More than 20 types of amino acids have been detected in samples Japan's Hayabusa2 space probe brought to Earth from an asteroid in late 2020, a government official said Monday, showing for the first time the organic compounds exist on asteroids in space.

With amino acids essential for all living things to make proteins, the discovery could hold clues to understanding the origins of life, the education ministry said.

In December 2020, a capsule that had been carried on a six-year mission by Hayabusa2 delivered more than 5.4 grams of surface material to Earth from the Ryugu asteroid, located over 300 million kilometers away.

File photo shows the Ryugu asteroid pictured by Hayabusa2 in November 2019. (Photo courtesy of JAXA)(Kyodo)

The probe of Ryugu was aimed at unraveling the mysteries of the origin of the solar system and life. Previous analysis of the samples had suggested the presence of water and organic matter.

The full-fledged investigation of the sample was launched in 2021 by the Japan Aerospace Exploration Agency and research institutions nationwide including the University of Tokyo and Hiroshima University.
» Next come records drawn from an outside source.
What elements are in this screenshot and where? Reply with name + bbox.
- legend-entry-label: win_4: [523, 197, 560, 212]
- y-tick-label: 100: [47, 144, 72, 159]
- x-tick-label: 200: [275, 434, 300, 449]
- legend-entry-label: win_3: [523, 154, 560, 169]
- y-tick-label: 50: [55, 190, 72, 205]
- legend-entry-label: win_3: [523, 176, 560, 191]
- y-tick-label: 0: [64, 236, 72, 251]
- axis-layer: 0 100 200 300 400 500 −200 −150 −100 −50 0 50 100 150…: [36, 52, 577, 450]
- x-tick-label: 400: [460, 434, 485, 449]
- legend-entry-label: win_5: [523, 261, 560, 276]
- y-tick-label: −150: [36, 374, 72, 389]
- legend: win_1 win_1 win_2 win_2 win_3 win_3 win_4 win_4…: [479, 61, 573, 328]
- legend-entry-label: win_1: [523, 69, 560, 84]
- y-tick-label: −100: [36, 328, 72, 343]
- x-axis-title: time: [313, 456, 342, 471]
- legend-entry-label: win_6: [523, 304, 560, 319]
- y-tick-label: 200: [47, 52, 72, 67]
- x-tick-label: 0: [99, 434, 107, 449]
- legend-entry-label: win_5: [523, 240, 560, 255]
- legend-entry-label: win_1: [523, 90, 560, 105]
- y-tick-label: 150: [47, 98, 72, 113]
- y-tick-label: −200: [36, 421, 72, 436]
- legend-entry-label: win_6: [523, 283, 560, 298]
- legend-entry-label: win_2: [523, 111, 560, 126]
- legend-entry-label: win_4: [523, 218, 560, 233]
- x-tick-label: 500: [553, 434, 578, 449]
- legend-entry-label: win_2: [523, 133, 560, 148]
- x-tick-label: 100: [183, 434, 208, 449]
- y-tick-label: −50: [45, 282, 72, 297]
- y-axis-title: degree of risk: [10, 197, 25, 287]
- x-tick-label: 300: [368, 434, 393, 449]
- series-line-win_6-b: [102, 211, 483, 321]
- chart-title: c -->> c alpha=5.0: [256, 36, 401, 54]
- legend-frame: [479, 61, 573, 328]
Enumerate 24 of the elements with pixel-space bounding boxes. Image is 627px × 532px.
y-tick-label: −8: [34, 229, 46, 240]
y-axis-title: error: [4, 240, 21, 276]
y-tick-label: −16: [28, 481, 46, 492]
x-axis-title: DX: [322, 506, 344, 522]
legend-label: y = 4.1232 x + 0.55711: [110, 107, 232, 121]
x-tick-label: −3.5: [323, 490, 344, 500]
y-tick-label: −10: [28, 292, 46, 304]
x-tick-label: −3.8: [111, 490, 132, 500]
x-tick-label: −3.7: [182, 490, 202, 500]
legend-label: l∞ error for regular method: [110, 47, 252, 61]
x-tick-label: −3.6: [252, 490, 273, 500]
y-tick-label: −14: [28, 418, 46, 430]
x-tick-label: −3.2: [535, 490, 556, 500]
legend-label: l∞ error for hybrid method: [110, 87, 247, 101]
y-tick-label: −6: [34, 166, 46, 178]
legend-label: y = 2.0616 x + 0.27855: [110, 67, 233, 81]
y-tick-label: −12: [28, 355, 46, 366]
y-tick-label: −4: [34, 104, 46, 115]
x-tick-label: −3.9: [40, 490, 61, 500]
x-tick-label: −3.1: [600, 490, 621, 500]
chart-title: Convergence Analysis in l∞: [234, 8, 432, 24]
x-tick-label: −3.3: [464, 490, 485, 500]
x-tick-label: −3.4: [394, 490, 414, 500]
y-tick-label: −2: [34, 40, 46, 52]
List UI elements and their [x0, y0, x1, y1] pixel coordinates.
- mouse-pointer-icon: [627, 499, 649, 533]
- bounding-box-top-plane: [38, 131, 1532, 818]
Although it is not known how amino acids arrived on ancient Earth, one theory says they were brought by meteorites, with amino acids being detected in a meteorite found on Earth. But there is also a possibility that they were attached on the ground.

Meteors that reach Earth burn up when they hit the atmosphere, and quickly become contaminated with terrestrial microorganisms.

File photo shows samples brought to Earth by the Hayabusa2 space probe from the Ryugu asteroid. (Photo courtesy of JAXA)(Kyodo)

Hayabusa2 was groundbreaking in that it collected subsurface materials not weathered by sunlight or cosmic rays, and delivered them to Earth unexposed to outside air.

Kensei Kobayashi, professor emeritus of astrobiology at Yokohama National University, said the unprecedented discovery of multiple types of amino acids on an extraterrestrial body could even hint at the existence of life outside of Earth.

A capsule used to send asteroid samples to Earth from the Japan Aerospace Exploration Agency's Hayabusa2 space probe is displayed to the public at Sagamihara City Museum in Kanagawa Prefecture on March 12, 2021. (Kyodo)

"Proving amino acids exist in the subsurface of asteroids increases the likelihood that the compounds arrived on Earth from space," he said.

It also means amino acids can likely be found on other planets and natural satellites, hinting that "life could have been born in more places in the universe than previously thought," Kobayashi added.

Hayabusa2 left Earth in 2014 and reached its stationary position above Ryugu in June 2018 after traveling 3.2 billion km on an elliptical orbit around the Sun for more than three years.

The probe touched down on the asteroid twice the following year, collecting the first-ever subsurface samples from an asteroid.